Ground of Appeal No. 10 reads:—

"That the learned trial Judge did not direct the assessors and himself that what Kanda Sami Naikar said to his father Abbu Naikar in the absence of the appellant was not evidence against the appellant."

The case against Kanda Sami Naikar included evidence that he had received £20 from the appellant. In his defence Kanda Sami Naikar called as a witness his father Abbu Naikar. The only evidence given by the latter to which this ground of appeal could refer is that, in cross-examination, Abbu Naikar stated that the police told him, in the presence of his son, that his son had got the money from the appellant, and that his son then remained mute. All this amounts to no more than that Kanda Sami Naikar might be deemed to have made an admission by his silence.

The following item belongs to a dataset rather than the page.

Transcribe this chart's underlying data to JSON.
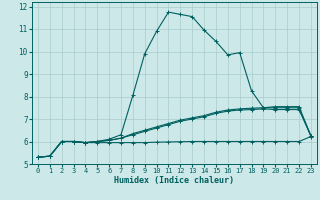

This is in fact covered by the general direction given and stressed in the summing up: "an admission by one accused is not, and I repeat not, evidence against his co-accused". This silence by Kanda Sami Naikar so far as it may have amounted to an admission, was a small matter in a long trial, and the absence of a more specific warning in relation to it was immaterial.

Finally, we refer to ground 11, which reads: —

"That the learned trial Judge misdirected the assessors and himself as regards the burden and standard of proof when he said in his summing up (page 384 of the record line 21) as follows: —
"You may accept his evidence as truthful and exculpatory, then you must advise me he is not guilty. He may create a reasonable doubt in your mind; even then you must advise me he is not guilty. On the other hand his evidence may have the effect of strengthening the prosecution case."

The only complaint by Counsel for the appellant was that the second sentence in the passage quoted may have left the assessors with the impression that there was an onus on the appellant in this respect. As has often been said, a summing-up must be looked at as a whole, and criticism of isolated sentences is frequently ill-founded. That is the case here. The passage quoted, which was intended to assist the assessors in their contemplation of evidence given by the defence, must be read in the light of the immediately preceding words:—

"Whilst there is no onus on the Accused person to prove his innocence, however, once he choses to give evidence on oath and does give evidence, you are entitled to consider the effect of his evidence."

Earlier the learned Judge had directed the assessors that the burden or onus of proof rested fairly and squarely with the Crown and never shifted to the accused. There is no merit in this ground of appeal.

In our view the appellant was convicted after a fair trial upon ample evidence and there is nothing in any of the grounds of appeal which would warrant interference by this Court. The appeal is accordingly dismissed.

Appeal dismissed.


[1] Special leave to appeal against the judgment was refused by the privy Council.